OpenCV-Powered Pen Thief
As a start to the MS in Robotics program at Northwestern University, my fellow cohort members and I participated in an orientation/hackathon in which we learned about several essential topics in the world of robotics. The hackathon culminated with a challenge to use computer vision and a robotic arm to reach out and snatch a Northwestern-purple pen from an unsuspecting human’s (or robot’s) grasp.
To complete this challenge, I used an Intel RealSense D435i along with the PyRealSense and OpenCV libraries to detect the pen in the robot’s workspace via its color. Then I used a Trossen PincherX-100 Robot Arm with its Python API and the Modern Robotics library to grab the pen.
After successfully completing the challenge, a few of my fellow cohort members and I programmed our robots to hand the pen off to eachother in a relay as shown in the video!
How It Worked
The D435i provides both color and depth information. To find the pen’s location, I could determine the pixels representing the pen in the image by thresholding the color image based on a range of HSV values which represented the pen’s color. Then I could find a contour around these pixels and find the 2D coordinates of the centroid of that contour in the image. Finally, the depth data from the D435i gave the last coordinate needed to describe the pen’s 3D coordinates in the camera’s reference frame.

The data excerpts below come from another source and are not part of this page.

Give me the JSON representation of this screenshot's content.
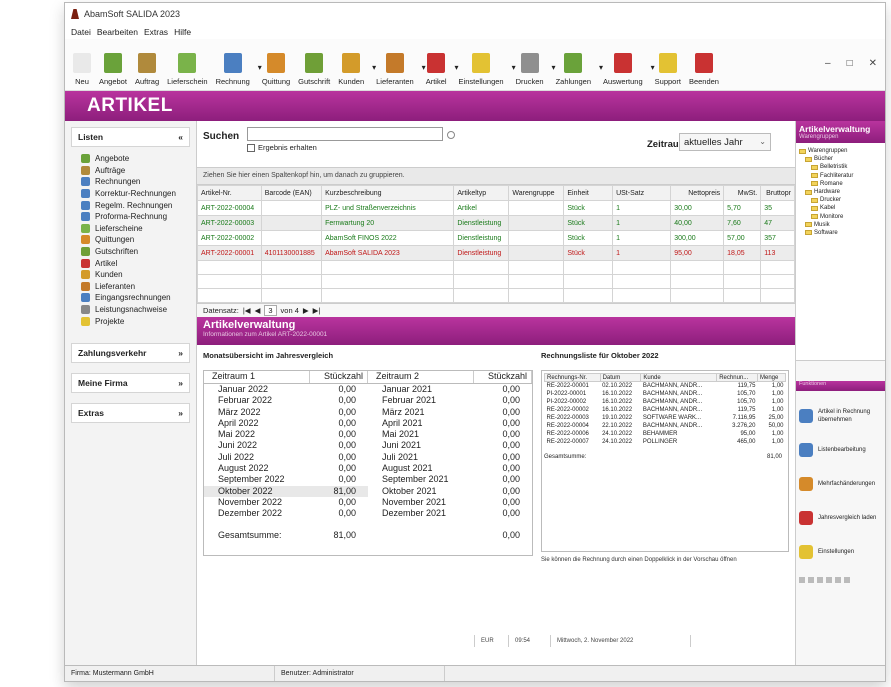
{
  "app": {
    "title": "AbamSoft SALIDA 2023"
  },
  "menu": [
    "Datei",
    "Bearbeiten",
    "Extras",
    "Hilfe"
  ],
  "toolbar": [
    {
      "label": "Neu",
      "color": "#e9e9e9",
      "dd": false
    },
    {
      "label": "Angebot",
      "color": "#6aa23a",
      "dd": false
    },
    {
      "label": "Auftrag",
      "color": "#b08a3c",
      "dd": false
    },
    {
      "label": "Lieferschein",
      "color": "#7ab34a",
      "dd": false
    },
    {
      "label": "Rechnung",
      "color": "#4b7fc1",
      "dd": true
    },
    {
      "label": "Quittung",
      "color": "#d58a2a",
      "dd": false
    },
    {
      "label": "Gutschrift",
      "color": "#6f9f37",
      "dd": false
    },
    {
      "label": "Kunden",
      "color": "#d39b2a",
      "dd": true
    },
    {
      "label": "Lieferanten",
      "color": "#c47a2a",
      "dd": true
    },
    {
      "label": "Artikel",
      "color": "#c93232",
      "dd": true
    },
    {
      "label": "Einstellungen",
      "color": "#e3c233",
      "dd": true
    },
    {
      "label": "Drucken",
      "color": "#8f8f8f",
      "dd": true
    },
    {
      "label": "Zahlungen",
      "color": "#6aa23a",
      "dd": true
    },
    {
      "label": "Auswertung",
      "color": "#c93232",
      "dd": true
    },
    {
      "label": "Support",
      "color": "#e3c233",
      "dd": false
    },
    {
      "label": "Beenden",
      "color": "#c93232",
      "dd": false
    }
  ],
  "banner": {
    "title": "ARTIKEL"
  },
  "sidebar": {
    "listen_title": "Listen",
    "items": [
      {
        "label": "Angebote",
        "color": "#6aa23a"
      },
      {
        "label": "Aufträge",
        "color": "#b08a3c"
      },
      {
        "label": "Rechnungen",
        "color": "#4b7fc1"
      },
      {
        "label": "Korrektur-Rechnungen",
        "color": "#4b7fc1"
      },
      {
        "label": "Regelm. Rechnungen",
        "color": "#4b7fc1"
      },
      {
        "label": "Proforma-Rechnung",
        "color": "#4b7fc1"
      },
      {
        "label": "Lieferscheine",
        "color": "#7ab34a"
      },
      {
        "label": "Quittungen",
        "color": "#d58a2a"
      },
      {
        "label": "Gutschriften",
        "color": "#6f9f37"
      },
      {
        "label": "Artikel",
        "color": "#c93232"
      },
      {
        "label": "Kunden",
        "color": "#d39b2a"
      },
      {
        "label": "Lieferanten",
        "color": "#c47a2a"
      },
      {
        "label": "Eingangsrechnungen",
        "color": "#4b7fc1"
      },
      {
        "label": "Leistungsnachweise",
        "color": "#888888"
      },
      {
        "label": "Projekte",
        "color": "#e3c233"
      }
    ],
    "sections": [
      "Zahlungsverkehr",
      "Meine Firma",
      "Extras"
    ]
  },
  "search": {
    "label": "Suchen",
    "checkbox": "Ergebnis erhalten",
    "zeitraum_label": "Zeitraum",
    "zeitraum_value": "aktuelles Jahr"
  },
  "grid": {
    "hint": "Ziehen Sie hier einen Spaltenkopf hin, um danach zu gruppieren.",
    "columns": [
      "Artikel-Nr.",
      "Barcode (EAN)",
      "Kurzbeschreibung",
      "Artikeltyp",
      "Warengruppe",
      "Einheit",
      "USt-Satz",
      "Nettopreis",
      "MwSt.",
      "Bruttopr"
    ],
    "rows": [
      {
        "cls": "r-green r-white",
        "cells": [
          "ART-2022-00004",
          "",
          "PLZ- und Straßenverzeichnis",
          "Artikel",
          "",
          "Stück",
          "1",
          "30,00",
          "5,70",
          "35"
        ]
      },
      {
        "cls": "r-green r-grey",
        "cells": [
          "ART-2022-00003",
          "",
          "Fernwartung 20",
          "Dienstleistung",
          "",
          "Stück",
          "1",
          "40,00",
          "7,60",
          "47"
        ]
      },
      {
        "cls": "r-green r-white",
        "cells": [
          "ART-2022-00002",
          "",
          "AbamSoft FINOS 2022",
          "Dienstleistung",
          "",
          "Stück",
          "1",
          "300,00",
          "57,00",
          "357"
        ]
      },
      {
        "cls": "r-red r-grey",
        "cells": [
          "ART-2022-00001",
          "4101130001885",
          "AbamSoft SALIDA 2023",
          "Dienstleistung",
          "",
          "Stück",
          "1",
          "95,00",
          "18,05",
          "113"
        ]
      }
    ],
    "pager": {
      "label": "Datensatz:",
      "current": "3",
      "of": "von 4"
    }
  },
  "detail": {
    "title": "Artikelverwaltung",
    "subtitle": "Informationen zum Artikel ART-2022-00001",
    "month_title": "Monatsübersicht im Jahresvergleich",
    "p1_head": "Zeitraum 1",
    "p2_head": "Zeitraum 2",
    "qty_head": "Stückzahl",
    "period1": [
      [
        "Januar 2022",
        "0,00"
      ],
      [
        "Februar 2022",
        "0,00"
      ],
      [
        "März 2022",
        "0,00"
      ],
      [
        "April 2022",
        "0,00"
      ],
      [
        "Mai 2022",
        "0,00"
      ],
      [
        "Juni 2022",
        "0,00"
      ],
      [
        "Juli 2022",
        "0,00"
      ],
      [
        "August 2022",
        "0,00"
      ],
      [
        "September 2022",
        "0,00"
      ],
      [
        "Oktober 2022",
        "81,00"
      ],
      [
        "November 2022",
        "0,00"
      ],
      [
        "Dezember 2022",
        "0,00"
      ]
    ],
    "period2": [
      [
        "Januar 2021",
        "0,00"
      ],
      [
        "Februar 2021",
        "0,00"
      ],
      [
        "März 2021",
        "0,00"
      ],
      [
        "April 2021",
        "0,00"
      ],
      [
        "Mai 2021",
        "0,00"
      ],
      [
        "Juni 2021",
        "0,00"
      ],
      [
        "Juli 2021",
        "0,00"
      ],
      [
        "August 2021",
        "0,00"
      ],
      [
        "September 2021",
        "0,00"
      ],
      [
        "Oktober 2021",
        "0,00"
      ],
      [
        "November 2021",
        "0,00"
      ],
      [
        "Dezember 2021",
        "0,00"
      ]
    ],
    "sum_label": "Gesamtsumme:",
    "sum1": "81,00",
    "sum2": "0,00",
    "invoice_title": "Rechnungsliste für Oktober 2022",
    "invoice_cols": [
      "Rechnungs-Nr.",
      "Datum",
      "Kunde",
      "Rechnun...",
      "Menge"
    ],
    "invoices": [
      [
        "RE-2022-00001",
        "02.10.2022",
        "BACHMANN, ANDR...",
        "119,75",
        "1,00"
      ],
      [
        "PI-2022-00001",
        "16.10.2022",
        "BACHMANN, ANDR...",
        "105,70",
        "1,00"
      ],
      [
        "PI-2022-00002",
        "16.10.2022",
        "BACHMANN, ANDR...",
        "105,70",
        "1,00"
      ],
      [
        "RE-2022-00002",
        "16.10.2022",
        "BACHMANN, ANDR...",
        "119,75",
        "1,00"
      ],
      [
        "RE-2022-00003",
        "19.10.2022",
        "SOFTWARE WARK...",
        "7.116,95",
        "25,00"
      ],
      [
        "RE-2022-00004",
        "22.10.2022",
        "BACHMANN, ANDR...",
        "3.276,20",
        "50,00"
      ],
      [
        "RE-2022-00006",
        "24.10.2022",
        "BEHAMMER",
        "95,00",
        "1,00"
      ],
      [
        "RE-2022-00007",
        "24.10.2022",
        "PÖLLINGER",
        "465,00",
        "1,00"
      ]
    ],
    "invoice_sum_label": "Gesamtsumme:",
    "invoice_sum": "81,00",
    "invoice_note": "Sie können die Rechnung durch einen Doppelklick in der Vorschau öffnen"
  },
  "rpanel": {
    "title": "Artikelverwaltung",
    "subtitle": "Warengruppen",
    "tree": [
      "Warengruppen",
      "Bücher",
      "Belletristik",
      "Fachliteratur",
      "Romane",
      "Hardware",
      "Drucker",
      "Kabel",
      "Monitore",
      "Musik",
      "Software"
    ],
    "functions_title": "Funktionen",
    "functions": [
      {
        "label": "Artikel in Rechnung übernehmen",
        "color": "#4b7fc1"
      },
      {
        "label": "Listenbearbeitung",
        "color": "#4b7fc1"
      },
      {
        "label": "Mehrfachänderungen",
        "color": "#d58a2a"
      },
      {
        "label": "Jahresvergleich laden",
        "color": "#c93232"
      },
      {
        "label": "Einstellungen",
        "color": "#e3c233"
      }
    ]
  },
  "status": {
    "currency": "EUR",
    "time": "09:54",
    "date": "Mittwoch, 2. November 2022",
    "user": "Benutzer: Administrator",
    "company": "Firma: Mustermann GmbH"
  }
}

To determine the location of the pen in the robot’s reference frame, I added a calibration routine. In this routine, I held the pen up to the robot’s gripper. I then used forward kinematics to determine the position of the robot’s gripper in the robot’s frame. I simplified the calibration by assuming that the camera was oriented horizontally and at a 90° angle to the robot arm. With that assumption, a comparison of the camera’s pen coordinates and the robot’s gripper position allowed me to determine a transformation between the camera and the robot reference frames.
Knowing this information, I could then determine the location of the pen in the robot’s reference frame regardless of where I placed it. From there, a simple algorithm adjusted the PincherX 100’s waist angle and executed a trajectory to move the gripper to the pen. Once it was within a tolerance, the gripper closed on the pen.
Possible Improvements
I always like to think of how I could improve my projects if given a next iteration! Here are some of my ideas:
1. Improve the calibration method.
The calibration method to determine the transformation between the camera reference frame and the robot reference frame relies on an assumption about the orientation of the camera relative to the robot. An improvement on this might be to use some sort of fiducial marker, like an AprilTag affixed to the robot’s base. By choosing a known geometry between the robot’s reference frame and the location of the marker, I could detect the marker in my CV application and calculate a much more accurate transformation.
2. Add communication during the relay race.
Due to time limitations of the hackathon, our pen thief relay race relied on timing for the robots to know when to act in relation to one another. This is of course very unreliable. A much better solution would be to have the robots actually communicate to one another to decide when each robot would grasp, release, and move the pen. We could accomplish this by taking advantage of the socket library in Python to send simple TCP packets between the robots for sequence handshakes.